The strongest correlations we observed had an R2 value of about 0.5, which is higher than the single metal correlations reported by Mitkus (2004). The correlation coefficients between 0.1 and 0.5 in Table 2 support the hypothesis, advanced by Mitkus (2004), that multiple metals and other species interact to induce the cytokine responses. This study, as well as other in vitro cytokine release studies, shows considerable variation in the absolute values of the secreted protein for both control and treated conditions, and this cell culture variation confounds interpretation of results. Larger sample size is needed to maintain statistical power as treatment dose decreases because the responses at low dose approach control levels.

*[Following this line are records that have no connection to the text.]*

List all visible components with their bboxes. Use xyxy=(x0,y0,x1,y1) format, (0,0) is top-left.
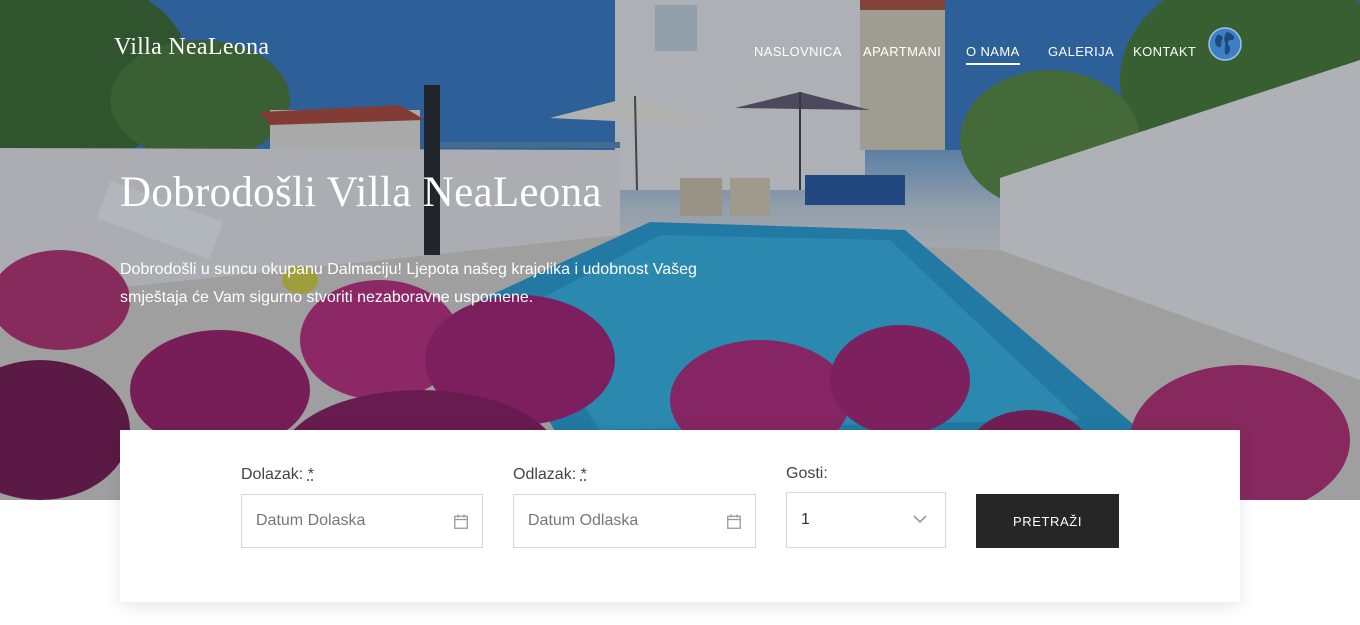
globe-icon[interactable] xyxy=(1207,26,1243,62)
guests-value: 1 xyxy=(801,511,810,528)
chevron-down-icon xyxy=(913,515,927,524)
departure-label: Odlazak: * xyxy=(513,466,587,484)
guests-select[interactable]: 1 xyxy=(786,492,946,548)
hero-overlay xyxy=(0,0,1360,500)
departure-placeholder: Datum Odlaska xyxy=(528,512,639,529)
departure-date-input[interactable]: Datum Odlaska xyxy=(513,494,756,548)
nav-item-o-nama[interactable]: O NAMA xyxy=(966,44,1020,65)
hero-banner: Villa NeaLeona NASLOVNICA APARTMANI O NA… xyxy=(0,0,1360,500)
nav-item-apartmani[interactable]: APARTMANI xyxy=(863,44,941,59)
nav-item-galerija[interactable]: GALERIJA xyxy=(1048,44,1114,59)
calendar-icon xyxy=(727,514,741,529)
arrival-label-text: Dolazak: xyxy=(241,466,304,483)
hero-title: Dobrodošli Villa NeaLeona xyxy=(120,169,602,216)
required-mark: * xyxy=(580,466,587,483)
calendar-icon xyxy=(454,514,468,529)
guests-label: Gosti: xyxy=(786,465,828,482)
nav-item-kontakt[interactable]: KONTAKT xyxy=(1133,44,1196,59)
arrival-label: Dolazak: * xyxy=(241,466,314,484)
arrival-date-input[interactable]: Datum Dolaska xyxy=(241,494,483,548)
nav-item-naslovnica[interactable]: NASLOVNICA xyxy=(754,44,842,59)
required-mark: * xyxy=(307,466,314,483)
booking-search-form: Dolazak: * Datum Dolaska Odlazak: * Datu… xyxy=(120,430,1240,602)
departure-label-text: Odlazak: xyxy=(513,466,577,483)
hero-description: Dobrodošli u suncu okupanu Dalmaciju! Lj… xyxy=(120,261,697,306)
search-button[interactable]: PRETRAŽI xyxy=(976,494,1119,548)
arrival-placeholder: Datum Dolaska xyxy=(256,512,366,529)
main-navigation: NASLOVNICA APARTMANI O NAMA GALERIJA KON… xyxy=(0,44,1360,65)
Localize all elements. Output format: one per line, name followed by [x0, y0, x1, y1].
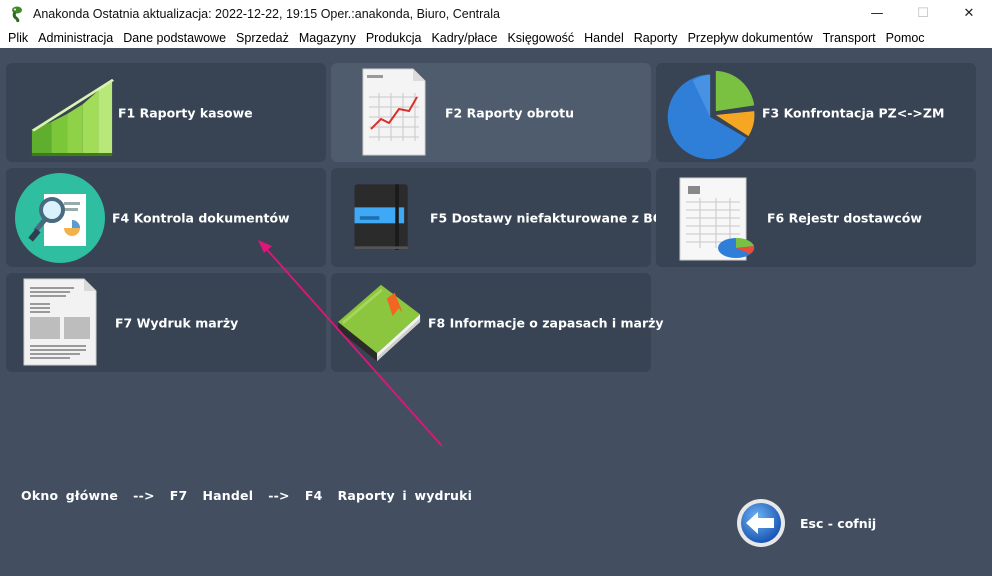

Airway epithelial cells can initiate and amplify airway inflammation by producing a number of proinflammatory mediators, and both in vivo and in vitro studies have shown that PM exposure results in increases of cytokines such as IL-6 and IL-8. Soil dust from wind erosion and vehicle travel contributes to the ambient PM mixture and is a plausible contributor to the epidemiological correlations between PM concentration and health effects.

Conclusion

In this study we showed that some soil- and road-derived dusts induce secretion of the proinflammatory cytokines IL-6 and IL-8 by lung cells in vitro and that the potency is statistically associated with higher concentrations of the low-volatility OC and EC carbon fractions that are measured by the TOR assay. The observation that the strongest correlations were with the carbon fractions was unanticipated because soil-derived PM2.5, especially vehicle-generated road dust, is dominated by inorganic material. These in vitro results contribute to the long-term goal of integrating chemical speciation data for ambient PM mixtures with toxicology studies of specific pro-inflammatory cell signaling pathways. The total elemental concentrations measured by X-ray fluorescence were weakly correlated with cell responses, which is consistent with prior studies and suggests that additional chemical species should be quantified in future correlation studies. Given that increased IL-6 and IL-8 in lung fluid, sputum, and blood have been associated with clinical diseases, including chronic obstructive pulmonary disease and asthma, we believe that these in vitro results are applicable to lung inflammation and other human health effects. However, the range of in vitro particle concentrations used in this study was high compared with the airway surface average particle deposition that is calculated for ambient exposures. The correlations found in this study are most relevant for investigations of mechanisms linking exposure to specific particles and the initiating molecular events leading to proinflammatory signaling by tissues, and caution is needed in applying these in vitro results to real-world human exposures.